There are also situations in which less specific tags can be useful. For
instance, while certain distinctions may be linguistically valid, a
platform vendor might not want to support a large number of distinctions
when resources can be shared in common, or present many
finely-differentiated choices to confuse users.
That's not to say that inexplicit tags are better in all situations...

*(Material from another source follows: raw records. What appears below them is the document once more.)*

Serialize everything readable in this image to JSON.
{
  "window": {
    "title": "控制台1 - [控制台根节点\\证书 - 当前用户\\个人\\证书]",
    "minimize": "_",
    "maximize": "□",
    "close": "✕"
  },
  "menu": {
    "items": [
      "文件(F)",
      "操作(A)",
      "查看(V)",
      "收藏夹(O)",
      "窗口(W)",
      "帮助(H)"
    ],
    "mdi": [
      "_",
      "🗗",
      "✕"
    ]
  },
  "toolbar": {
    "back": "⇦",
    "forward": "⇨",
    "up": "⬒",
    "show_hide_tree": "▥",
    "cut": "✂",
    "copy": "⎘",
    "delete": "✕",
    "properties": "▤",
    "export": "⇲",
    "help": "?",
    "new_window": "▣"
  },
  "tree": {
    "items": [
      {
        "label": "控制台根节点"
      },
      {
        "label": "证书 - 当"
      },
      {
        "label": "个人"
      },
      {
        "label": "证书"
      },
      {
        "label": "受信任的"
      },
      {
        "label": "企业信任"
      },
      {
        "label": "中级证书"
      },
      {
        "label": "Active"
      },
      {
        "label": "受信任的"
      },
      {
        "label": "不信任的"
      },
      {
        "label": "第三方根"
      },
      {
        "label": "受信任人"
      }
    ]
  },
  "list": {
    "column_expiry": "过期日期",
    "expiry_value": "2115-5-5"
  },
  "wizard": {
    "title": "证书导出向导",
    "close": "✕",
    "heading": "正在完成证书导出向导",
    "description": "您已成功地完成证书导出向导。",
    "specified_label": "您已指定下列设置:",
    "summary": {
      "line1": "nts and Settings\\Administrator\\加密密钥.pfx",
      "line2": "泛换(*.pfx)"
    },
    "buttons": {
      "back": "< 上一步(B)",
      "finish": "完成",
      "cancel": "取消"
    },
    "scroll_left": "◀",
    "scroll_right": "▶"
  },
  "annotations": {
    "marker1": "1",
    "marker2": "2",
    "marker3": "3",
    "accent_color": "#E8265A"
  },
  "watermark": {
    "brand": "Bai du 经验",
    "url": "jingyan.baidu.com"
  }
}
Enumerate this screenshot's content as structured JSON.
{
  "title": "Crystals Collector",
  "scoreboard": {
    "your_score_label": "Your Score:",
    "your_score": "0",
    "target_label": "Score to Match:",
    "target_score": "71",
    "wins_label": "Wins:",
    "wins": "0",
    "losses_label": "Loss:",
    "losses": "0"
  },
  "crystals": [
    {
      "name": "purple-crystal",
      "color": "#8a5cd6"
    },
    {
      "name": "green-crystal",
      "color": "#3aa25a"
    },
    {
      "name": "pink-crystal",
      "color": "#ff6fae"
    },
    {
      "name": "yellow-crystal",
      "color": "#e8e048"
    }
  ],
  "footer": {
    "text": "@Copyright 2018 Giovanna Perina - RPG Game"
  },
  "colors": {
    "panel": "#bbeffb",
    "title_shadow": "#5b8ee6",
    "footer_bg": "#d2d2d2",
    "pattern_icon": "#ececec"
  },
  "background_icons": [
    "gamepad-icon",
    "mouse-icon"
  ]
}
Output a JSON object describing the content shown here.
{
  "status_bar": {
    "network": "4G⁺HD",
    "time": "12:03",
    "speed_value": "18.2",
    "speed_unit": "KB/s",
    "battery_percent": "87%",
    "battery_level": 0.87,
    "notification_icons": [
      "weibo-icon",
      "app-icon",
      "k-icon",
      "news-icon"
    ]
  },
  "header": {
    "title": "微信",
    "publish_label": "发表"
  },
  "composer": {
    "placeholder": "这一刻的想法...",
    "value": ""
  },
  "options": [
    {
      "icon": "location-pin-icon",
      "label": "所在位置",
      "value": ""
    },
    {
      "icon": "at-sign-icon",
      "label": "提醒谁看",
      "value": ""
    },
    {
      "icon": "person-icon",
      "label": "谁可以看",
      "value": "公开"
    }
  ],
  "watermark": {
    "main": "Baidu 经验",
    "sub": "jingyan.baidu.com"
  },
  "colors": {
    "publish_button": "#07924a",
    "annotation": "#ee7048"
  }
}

> Sub-language tag registration really bothers me, though. A glance at
the
> IANA registry shows a large-ish number of tags that were registered
and
> then
> deprecated because ISO639 recognized them as full-fledged languages
later
> (whatever *that* means)...
Once we have ISO 639-3, perhaps this will be less of an issue --
assuming the RFC gets updated to incorporate that -- because many/most
of these kinds of distinctions that will be of most interest will be
available without registration. (Speaking of part 3, I need to get back
to work on that...)
> If 'zh' is generic Chinese (whatever
> that
> is),
Whatever that is, that is what zh must be.